Implement batching
When we run examples/1_SimpleNet/simplenet.py, the final thing that's executed is effectively
a = [0.0, 1.0, 2.0, 3.0, 4.0]
model(torch.Tensor(a))
This would also work with batching e.g.,
a = [0.0, 1.0, 2.0, 3.0, 4.0]
model(torch.Tensor([a, a]))
We should enable calling batching in this way on the FTorch side, too.
To investigate: is Torch underneath smart enough to do this, or will we have to loop?
It would still be good to implement this on the FTorch side, but worth noting that batching can be incorporated into the pytorch side (to then take arbitrary sized (in one dimension) Fortran arrays) with a little thought and care.
This is what was done for MiMA here: https://github.com/DataWaveProject/MiMA-machine-learning/blob/ML/src/shared/pytorch/arch_davenet.py Though it is not the easiest to follow.
Might still be worth comparing performance between implementing this on the Fortran side vs Torch.
I started experimenting with how FTorch behaves, trying to emulate taking a list of vectors, on this branch: https://github.com/Cambridge-ICCS/FTorch/tree/batching [work in progress]

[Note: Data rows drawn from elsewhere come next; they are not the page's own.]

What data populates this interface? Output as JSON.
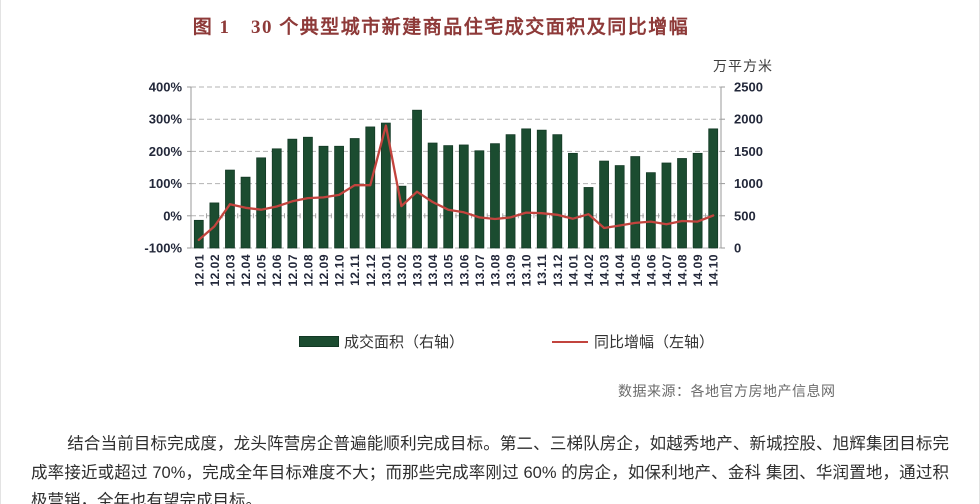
{
  "title": "图 1　30 个典型城市新建商品住宅成交面积及同比增幅",
  "legend": {
    "bar_label": "成交面积（右轴）",
    "line_label": "同比增幅（左轴）"
  },
  "source": "数据来源：各地官方房地产信息网",
  "paragraph": "结合当前目标完成度，龙头阵营房企普遍能顺利完成目标。第二、三梯队房企，如越秀地产、新城控股、旭辉集团目标完成率接近或超过 70%，完成全年目标难度不大；而那些完成率刚过 60% 的房企，如保利地产、金科 集团、华润置地，通过积极营销，全年也有望完成目标。",
  "colors": {
    "title": "#8e3a39",
    "bar": "#1b4c30",
    "bar_stroke": "#123824",
    "line": "#c2443e",
    "grid": "#b3b3b3",
    "axis": "#9a9a9a",
    "tick_text": "#23283a",
    "source_text": "#6b6b6b"
  },
  "chart_data": {
    "type": "bar",
    "subtype": "combo-bar-line",
    "title": "30 个典型城市新建商品住宅成交面积及同比增幅",
    "categories": [
      "12.01",
      "12.02",
      "12.03",
      "12.04",
      "12.05",
      "12.06",
      "12.07",
      "12.08",
      "12.09",
      "12.10",
      "12.11",
      "12.12",
      "13.01",
      "13.02",
      "13.03",
      "13.04",
      "13.05",
      "13.06",
      "13.07",
      "13.08",
      "13.09",
      "13.10",
      "13.11",
      "13.12",
      "14.01",
      "14.02",
      "14.03",
      "14.04",
      "14.05",
      "14.06",
      "14.07",
      "14.08",
      "14.09",
      "14.10"
    ],
    "series": [
      {
        "name": "成交面积（右轴）",
        "type": "bar",
        "axis": "right",
        "unit": "万平方米",
        "values": [
          430,
          700,
          1210,
          1100,
          1400,
          1540,
          1690,
          1720,
          1580,
          1580,
          1700,
          1880,
          1940,
          960,
          2140,
          1630,
          1590,
          1600,
          1510,
          1620,
          1760,
          1850,
          1830,
          1760,
          1470,
          940,
          1350,
          1280,
          1420,
          1170,
          1320,
          1390,
          1470,
          1850
        ]
      },
      {
        "name": "同比增幅（左轴）",
        "type": "line",
        "axis": "left",
        "unit": "%",
        "values": [
          -75,
          -33,
          36,
          25,
          19,
          29,
          45,
          55,
          57,
          65,
          95,
          95,
          280,
          30,
          75,
          43,
          19,
          11,
          -5,
          -10,
          -5,
          10,
          8,
          3,
          -9,
          5,
          -38,
          -30,
          -22,
          -18,
          -26,
          -16,
          -18,
          1
        ]
      }
    ],
    "left_axis": {
      "min": -100,
      "max": 400,
      "tick_values": [
        400,
        300,
        200,
        100,
        0,
        -100
      ],
      "tick_labels": [
        "400%",
        "300%",
        "200%",
        "100%",
        "0%",
        "-100%"
      ]
    },
    "right_axis": {
      "min": 0,
      "max": 2500,
      "tick_labels": [
        "2500",
        "2000",
        "1500",
        "1000",
        "500",
        "0"
      ],
      "unit": "万平方米"
    },
    "grid": "horizontal-dashed",
    "legend_position": "bottom"
  }
}
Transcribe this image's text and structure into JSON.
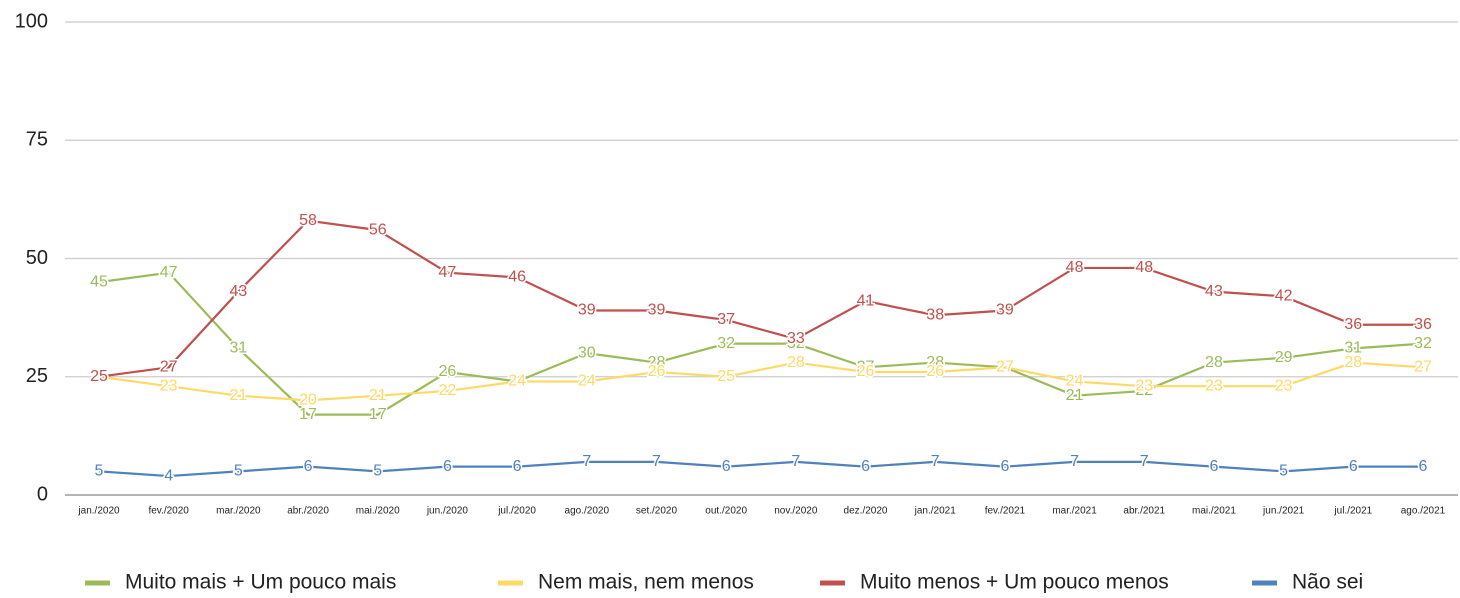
{
  "chart_data": {
    "type": "line",
    "categories": [
      "jan./2020",
      "fev./2020",
      "mar./2020",
      "abr./2020",
      "mai./2020",
      "jun./2020",
      "jul./2020",
      "ago./2020",
      "set./2020",
      "out./2020",
      "nov./2020",
      "dez./2020",
      "jan./2021",
      "fev./2021",
      "mar./2021",
      "abr./2021",
      "mai./2021",
      "jun./2021",
      "jul./2021",
      "ago./2021"
    ],
    "series": [
      {
        "name": "Muito mais + Um pouco mais",
        "color": "#9bbb59",
        "values": [
          45,
          47,
          31,
          17,
          17,
          26,
          24,
          30,
          28,
          32,
          32,
          27,
          28,
          27,
          21,
          22,
          28,
          29,
          31,
          32
        ]
      },
      {
        "name": "Nem mais, nem menos",
        "color": "#ffd966",
        "values": [
          25,
          23,
          21,
          20,
          21,
          22,
          24,
          24,
          26,
          25,
          28,
          26,
          26,
          27,
          24,
          23,
          23,
          23,
          28,
          27
        ]
      },
      {
        "name": "Muito menos + Um pouco menos",
        "color": "#c0504d",
        "values": [
          25,
          27,
          43,
          58,
          56,
          47,
          46,
          39,
          39,
          37,
          33,
          41,
          38,
          39,
          48,
          48,
          43,
          42,
          36,
          36
        ]
      },
      {
        "name": "Não sei",
        "color": "#4f81bd",
        "values": [
          5,
          4,
          5,
          6,
          5,
          6,
          6,
          7,
          7,
          6,
          7,
          6,
          7,
          6,
          7,
          7,
          6,
          5,
          6,
          6
        ]
      }
    ],
    "ylim": [
      0,
      100
    ],
    "yticks": [
      0,
      25,
      50,
      75,
      100
    ],
    "grid": true,
    "data_labels": true,
    "legend": "bottom"
  }
}
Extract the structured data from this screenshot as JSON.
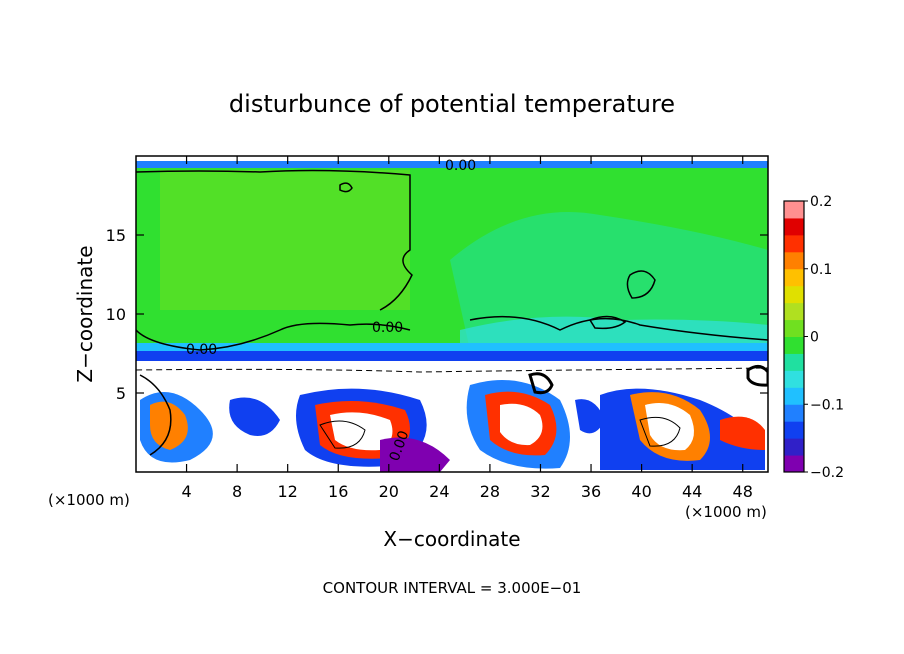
{
  "chart_data": {
    "type": "heatmap",
    "title": "disturbunce of potential temperature",
    "xlabel": "X−coordinate",
    "ylabel": "Z−coordinate",
    "x_unit": "(×1000 m)",
    "x_unit_right": "(×1000 m)",
    "footer": "CONTOUR INTERVAL = 3.000E−01",
    "xlim": [
      0,
      50
    ],
    "ylim": [
      0,
      20
    ],
    "x_ticks": [
      4,
      8,
      12,
      16,
      20,
      24,
      28,
      32,
      36,
      40,
      44,
      48
    ],
    "y_ticks": [
      5,
      10,
      15
    ],
    "colorbar": {
      "ticks": [
        0.2,
        0.1,
        0,
        -0.1,
        -0.2
      ],
      "tick_labels": [
        "0.2",
        "0.1",
        "0",
        "−0.1",
        "−0.2"
      ],
      "range": [
        -0.2,
        0.2
      ],
      "colors": [
        "#7f00b0",
        "#3020c8",
        "#1040f0",
        "#2080ff",
        "#20c0ff",
        "#30e0e0",
        "#20e0a0",
        "#30e030",
        "#70e020",
        "#b0e020",
        "#e0e000",
        "#ffc000",
        "#ff8000",
        "#ff3000",
        "#e00000",
        "#ff9090"
      ]
    },
    "contour_labels": [
      {
        "text": "0.00",
        "x": 3.5,
        "z": 7.9
      },
      {
        "text": "0.00",
        "x": 19.5,
        "z": 9.0
      },
      {
        "text": "0.00",
        "x": 25.5,
        "z": 19.3
      },
      {
        "text": "0.00",
        "x": 21.5,
        "z": 1.5
      }
    ],
    "regions": {
      "upper_layer_value": 0.02,
      "upper_right_value": -0.04,
      "lower_layer_value": -0.2,
      "boundary_z": 7.0
    }
  }
}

Looked into this as part of a reply to #343
LibTorch can handle this.
However, batch index should always be the first dimension of the tensor.
I can't off the top of my head remember which ordering of tensor_layout preserves this but we need to be careful.
I have suggested the querant provide a MWE from which we can investigate, otherwise we should.
@Mikolaj-A-Kowalski Just reviewing old issues and assigning you to this as discussed last week.